(Things are delightfully hectic, so this is a BeanPaste RePaste from October of last year when only five nice people were reading. Sorry! But also! Enjoy!)
When Ellie wanted to be Tinkerbell (and then Peter Pan and then Captain Hook and then The Crocodile That Ate Captain Hook's Hand and then back to Tinkerbell), I decided to make her costume. I love homemade costumes; my mother (a far more talented seamstress than I will ever be) always obligingly made whatever costume our crazy hearts desired, including (but not limited to) an Egyptian princess, a robot, Little Bo Peep, and, most spectacularly, a California Raisin from scratch. (It was amazing and she still has it and I will be sure to post pictures some day.)

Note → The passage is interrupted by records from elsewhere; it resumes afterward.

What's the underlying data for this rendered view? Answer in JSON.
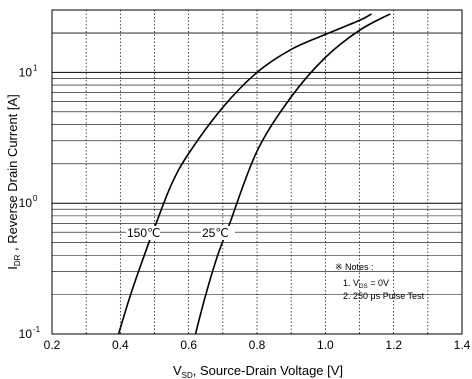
{
  "chart_data": {
    "type": "line",
    "xlabel_main": "V",
    "xlabel_sub": "SD",
    "xlabel_rest": ", Source-Drain Voltage  [V]",
    "ylabel_main": "I",
    "ylabel_sub": "DR",
    "ylabel_rest": " , Reverse Drain Current  [A]",
    "xlim": [
      0.2,
      1.4
    ],
    "ylim": [
      0.1,
      30
    ],
    "y_scale": "log",
    "grid": true,
    "x_ticks": [
      "0.2",
      "0.4",
      "0.6",
      "0.8",
      "1.0",
      "1.2",
      "1.4"
    ],
    "y_ticks": [
      {
        "mantissa": "10",
        "exp": "-1"
      },
      {
        "mantissa": "10",
        "exp": "0"
      },
      {
        "mantissa": "10",
        "exp": "1"
      }
    ],
    "series": [
      {
        "name": "150℃",
        "points": [
          [
            0.395,
            0.1
          ],
          [
            0.43,
            0.2
          ],
          [
            0.47,
            0.4
          ],
          [
            0.5,
            0.65
          ],
          [
            0.55,
            1.4
          ],
          [
            0.6,
            2.4
          ],
          [
            0.7,
            5.4
          ],
          [
            0.8,
            10
          ],
          [
            0.9,
            15
          ],
          [
            1.0,
            19.5
          ],
          [
            1.1,
            25
          ],
          [
            1.135,
            28
          ]
        ]
      },
      {
        "name": "25℃",
        "points": [
          [
            0.62,
            0.1
          ],
          [
            0.65,
            0.2
          ],
          [
            0.685,
            0.4
          ],
          [
            0.72,
            0.7
          ],
          [
            0.8,
            2.5
          ],
          [
            0.9,
            6.5
          ],
          [
            1.0,
            13
          ],
          [
            1.1,
            21
          ],
          [
            1.19,
            28
          ]
        ]
      }
    ],
    "notes": {
      "title": "※ Notes :",
      "line1_prefix": "1. V",
      "line1_sub": "GS",
      "line1_rest": " = 0V",
      "line2": "2. 250 μs Pulse Test"
    }
  }
}
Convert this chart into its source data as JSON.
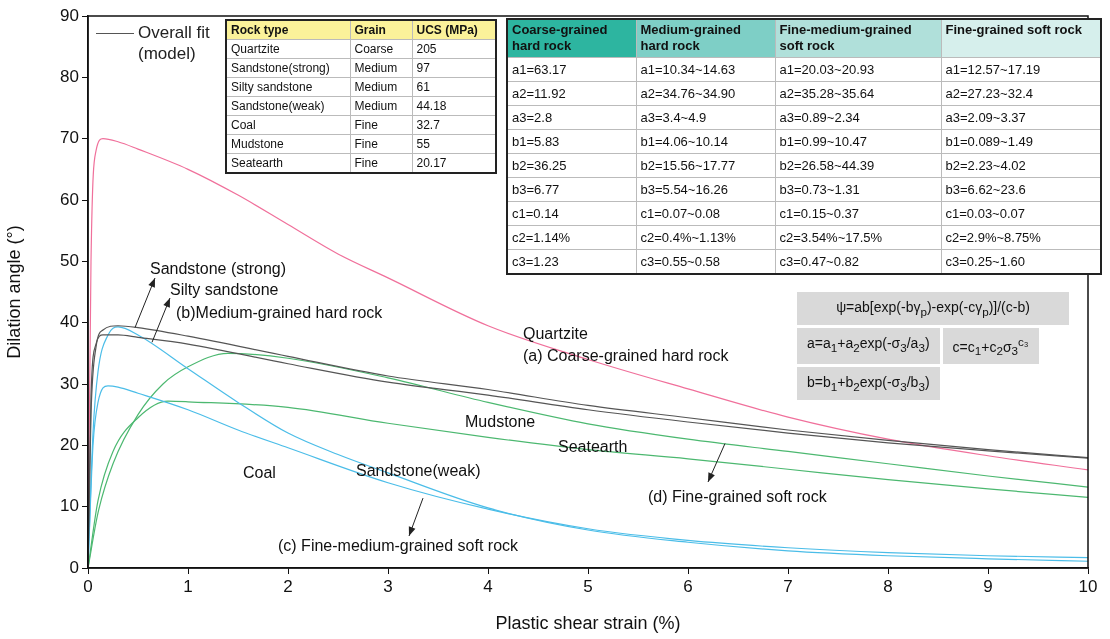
{
  "chart_data": [
    {
      "type": "line",
      "xlabel": "Plastic shear strain (%)",
      "ylabel": "Dilation angle (°)",
      "xlim": [
        0,
        10
      ],
      "ylim": [
        0,
        90
      ],
      "xticks": [
        0,
        1,
        2,
        3,
        4,
        5,
        6,
        7,
        8,
        9,
        10
      ],
      "yticks": [
        0,
        10,
        20,
        30,
        40,
        50,
        60,
        70,
        80,
        90
      ],
      "grid": false,
      "marker": "none",
      "legend": "top left",
      "series": [
        {
          "name": "Overall fit (model)",
          "color": "#555555",
          "x": [
            0,
            0.03,
            0.08,
            0.15,
            0.3,
            0.5,
            1,
            2,
            3,
            4,
            5,
            6,
            7,
            8,
            9,
            10
          ],
          "values": [
            0,
            25,
            36,
            38.8,
            39.5,
            39.2,
            37.8,
            34.5,
            31.3,
            29.1,
            26.5,
            24.5,
            22.5,
            20.8,
            19.3,
            18
          ]
        },
        {
          "color": "#555555",
          "x": [
            0,
            0.03,
            0.08,
            0.15,
            0.3,
            0.5,
            1,
            2,
            3,
            4,
            5,
            6,
            7,
            8,
            9,
            10
          ],
          "values": [
            0,
            28,
            36.5,
            38,
            38,
            37.6,
            36.5,
            33.3,
            30.3,
            28.2,
            25.8,
            23.8,
            22,
            20.4,
            19.1,
            17.9
          ]
        },
        {
          "color": "#f0709b",
          "x": [
            0,
            0.03,
            0.08,
            0.15,
            0.3,
            0.5,
            1,
            1.5,
            2,
            2.5,
            3,
            4,
            5,
            6,
            7,
            8,
            9,
            10
          ],
          "values": [
            0,
            50,
            68,
            70,
            69.5,
            68.3,
            65,
            60.8,
            56,
            51.2,
            47.3,
            39.5,
            34,
            29.2,
            24.6,
            21,
            18.3,
            16
          ]
        },
        {
          "color": "#4bbde8",
          "x": [
            0,
            0.05,
            0.1,
            0.2,
            0.3,
            0.5,
            1,
            1.5,
            2,
            2.5,
            3,
            4,
            5,
            6,
            7,
            8,
            9,
            10
          ],
          "values": [
            0,
            22,
            32,
            38,
            39.3,
            38,
            32.5,
            27,
            22,
            18.5,
            15.5,
            9.8,
            6.2,
            4.2,
            2.8,
            2,
            1.5,
            1.1
          ]
        },
        {
          "color": "#4bbde8",
          "x": [
            0,
            0.05,
            0.1,
            0.2,
            0.3,
            0.5,
            1,
            1.5,
            2,
            3,
            4,
            5,
            6,
            7,
            8,
            9,
            10
          ],
          "values": [
            0,
            20,
            27,
            29.7,
            29.5,
            28.5,
            25.8,
            22.5,
            19.6,
            13.9,
            9.6,
            6.4,
            4.5,
            3.3,
            2.5,
            2,
            1.7
          ]
        },
        {
          "color": "#4cb870",
          "x": [
            0,
            0.1,
            0.25,
            0.5,
            0.75,
            1,
            1.4,
            2,
            3,
            4,
            5,
            6,
            7,
            8,
            9,
            10
          ],
          "values": [
            0,
            9,
            17,
            25,
            30,
            32.8,
            35,
            34.2,
            31,
            27,
            23.5,
            21,
            19,
            17,
            15,
            13.2
          ]
        },
        {
          "color": "#4cb870",
          "x": [
            0,
            0.1,
            0.25,
            0.5,
            0.8,
            1,
            2,
            3,
            4,
            5,
            6,
            7,
            8,
            9,
            10
          ],
          "values": [
            0,
            11,
            19,
            24.5,
            27.2,
            27.1,
            26.2,
            23.6,
            21.3,
            19.3,
            17.8,
            16.1,
            14.4,
            12.9,
            11.5
          ]
        }
      ],
      "annotations": [
        "Quartzite",
        "(a) Coarse-grained hard rock",
        {
          "text": "Sandstone (strong)",
          "x": 0.47,
          "y": 39.2
        },
        {
          "text": "Silty sandstone",
          "x": 0.64,
          "y": 36.8
        },
        "(b)Medium-grained hard rock",
        "Mudstone",
        "Seatearth",
        {
          "text": "(d) Fine-grained soft rock",
          "x": 6.37,
          "y": 20.3
        },
        "Coal",
        "Sandstone(weak)",
        {
          "text": "(c) Fine-medium-grained soft rock",
          "x": 3.35,
          "y": 11.4
        },
        "ψ=ab[exp(-bγ$_{p}$)-exp(-cγ$_{p}$)]/(c-b)",
        "a=a$_{1}$+a$_{2}$exp(-σ$_{3}$/a$_{3}$)",
        "c=c$_{1}$+c$_{2}$σ$_{3}$$^{c₃}$",
        "b=b$_{1}$+b$_{2}$exp(-σ$_{3}$/b$_{3}$)"
      ]
    },
    {
      "type": "other",
      "categories": [
        "Rock type",
        "Grain",
        "UCS (MPa)"
      ],
      "colors": [
        "#fbf29a",
        "#fbf29a",
        "#fbf29a"
      ],
      "annotations": [
        "Quartzite",
        "Coarse",
        "205",
        "Sandstone(strong)",
        "Medium",
        "97",
        "Silty sandstone",
        "Medium",
        "61",
        "Sandstone(weak)",
        "Medium",
        "44.18",
        "Coal",
        "Fine",
        "32.7",
        "Mudstone",
        "Fine",
        "55",
        "Seatearth",
        "Fine",
        "20.17"
      ]
    },
    {
      "type": "other",
      "categories": [
        "Coarse-grained hard rock",
        "Medium-grained hard rock",
        "Fine-medium-grained soft rock",
        "Fine-grained soft rock"
      ],
      "colors": [
        "#2db5a0",
        "#7ecfc6",
        "#b0e0da",
        "#d6efec"
      ],
      "annotations": [
        "a1=63.17",
        "a1=10.34~14.63",
        "a1=20.03~20.93",
        "a1=12.57~17.19",
        "a2=11.92",
        "a2=34.76~34.90",
        "a2=35.28~35.64",
        "a2=27.23~32.4",
        "a3=2.8",
        "a3=3.4~4.9",
        "a3=0.89~2.34",
        "a3=2.09~3.37",
        "b1=5.83",
        "b1=4.06~10.14",
        "b1=0.99~10.47",
        "b1=0.089~1.49",
        "b2=36.25",
        "b2=15.56~17.77",
        "b2=26.58~44.39",
        "b2=2.23~4.02",
        "b3=6.77",
        "b3=5.54~16.26",
        "b3=0.73~1.31",
        "b3=6.62~23.6",
        "c1=0.14",
        "c1=0.07~0.08",
        "c1=0.15~0.37",
        "c1=0.03~0.07",
        "c2=1.14%",
        "c2=0.4%~1.13%",
        "c2=3.54%~17.5%",
        "c2=2.9%~8.75%",
        "c3=1.23",
        "c3=0.55~0.58",
        "c3=0.47~0.82",
        "c3=0.25~1.60"
      ]
    }
  ]
}
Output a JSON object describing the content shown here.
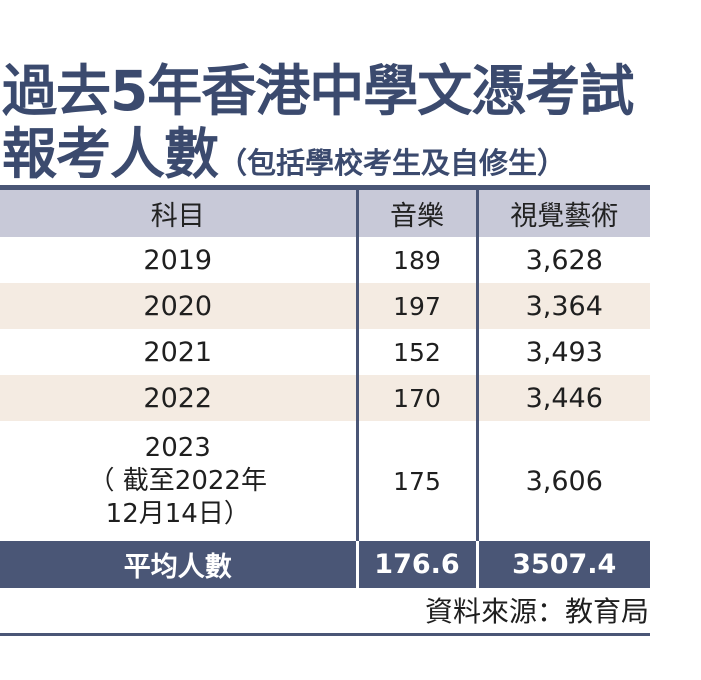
{
  "title": {
    "line1": "過去5年香港中學文憑考試",
    "line2_main": "報考人數",
    "line2_sub": "（包括學校考生及自修生）"
  },
  "table": {
    "headers": [
      "科目",
      "音樂",
      "視覺藝術"
    ],
    "rows": [
      {
        "year": "2019",
        "music": "189",
        "visual_arts": "3,628"
      },
      {
        "year": "2020",
        "music": "197",
        "visual_arts": "3,364"
      },
      {
        "year": "2021",
        "music": "152",
        "visual_arts": "3,493"
      },
      {
        "year": "2022",
        "music": "170",
        "visual_arts": "3,446"
      },
      {
        "year_lines": [
          "2023",
          "（ 截至2022年",
          "12月14日）"
        ],
        "music": "175",
        "visual_arts": "3,606"
      }
    ],
    "average": {
      "label": "平均人數",
      "music": "176.6",
      "visual_arts": "3507.4"
    }
  },
  "source": "資料來源：教育局",
  "colors": {
    "accent": "#3b4a6e",
    "header_bg": "#c8c9d8",
    "alt_row_bg": "#f4ebe2",
    "footer_bg": "#4a5676"
  }
}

So, inspired by my own mother's top-drawer mothering, I purchased some sparkly chiffon-y green fabric, cut it into raggedy strips, and stitched each strip, by hand, to a ballet leotard. And as I sat up in the late, cold hours of Friday night, hunched over the tiny garment, stitching stitching stitching in crooked little rows, I felt like a mother. Yes, I carried that girl in my body and brought her into the world and nursed her and rocked her and managed to keep the two of us alive that first lean year of her life, and I am proud of those things, but something about this ratty, tatty, little fairy costume felt like a graduation to a different kind of parenthood, a culmination of all the love and pain and helplessness I felt during her infancy. This I could do.
For the first time, I sewed my girl a Halloween costume, one that she asked for with real human words, with my own two hands.
And she doesn't care one bit that the stitches are uneven, that the edges aren't finished, that the whole affair is kind of lopsided. She loves that imperfect costume, just as she loves her painfully imperfect mother, because, for now, she simply doesn't know any better.
And this, people, is the picture of ignorant bliss. In, you know, a green fairy costume.